The call for resignation has gained significant traction, with a viral Twitter statement stating, “We no longer recognise William Ruto as the President of Kenya. We recall his presidency and urge him to immediately resign and surrender his office to the Kenyan people.”

This statement has generated lots of engagement, reflecting widespread discontent.

Regardless of President Ruto retracting a controversial finance bill that proposed tax increases, public outrage continues to prevail.

The bill, which was intended to address Kenya’s debt of approximately 10 trillion shillings ($78 billion), or roughly 70% of GDP, faced fierce opposition.

Ruto highlighted that without the tax increases, there would be a significant funding shortfall for critical development programmes, including those supporting farmers and teachers.

Kenyans are said to have struggled with economic instability, rampant corruption, and governance issues, leading to escalating living costs and high unemployment rates.
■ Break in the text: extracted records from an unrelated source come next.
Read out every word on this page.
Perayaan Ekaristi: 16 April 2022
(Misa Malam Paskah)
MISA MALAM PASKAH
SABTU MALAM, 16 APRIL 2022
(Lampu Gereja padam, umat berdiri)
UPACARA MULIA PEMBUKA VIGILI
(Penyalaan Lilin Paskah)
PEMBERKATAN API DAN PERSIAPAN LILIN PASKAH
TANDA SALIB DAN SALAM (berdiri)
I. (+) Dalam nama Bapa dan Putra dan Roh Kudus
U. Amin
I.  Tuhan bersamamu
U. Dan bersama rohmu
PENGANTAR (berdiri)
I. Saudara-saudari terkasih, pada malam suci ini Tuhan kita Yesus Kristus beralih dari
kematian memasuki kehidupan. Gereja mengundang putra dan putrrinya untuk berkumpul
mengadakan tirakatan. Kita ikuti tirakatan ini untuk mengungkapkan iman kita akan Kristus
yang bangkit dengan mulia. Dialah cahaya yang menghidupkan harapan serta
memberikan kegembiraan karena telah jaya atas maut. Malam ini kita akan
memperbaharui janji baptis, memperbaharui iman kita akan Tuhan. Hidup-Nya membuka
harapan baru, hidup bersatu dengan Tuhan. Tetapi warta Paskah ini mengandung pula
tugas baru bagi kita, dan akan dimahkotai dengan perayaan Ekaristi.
The public’s frustration has climaxed into protests and a fervent demand for change.

Scores of protesters took to the streets, expressing their dissatisfaction with the administration, which they describe as plagued by “incompetence, mismanagement, and a persistent failure to address the nation’s pressing needs.”

Kenyan police were said to have fired rubber bullets and tear gas at demonstrators while soldiers were deployed and roads leading to Ruto’s office at State House and parliament were blocked by police in anti-riot gear.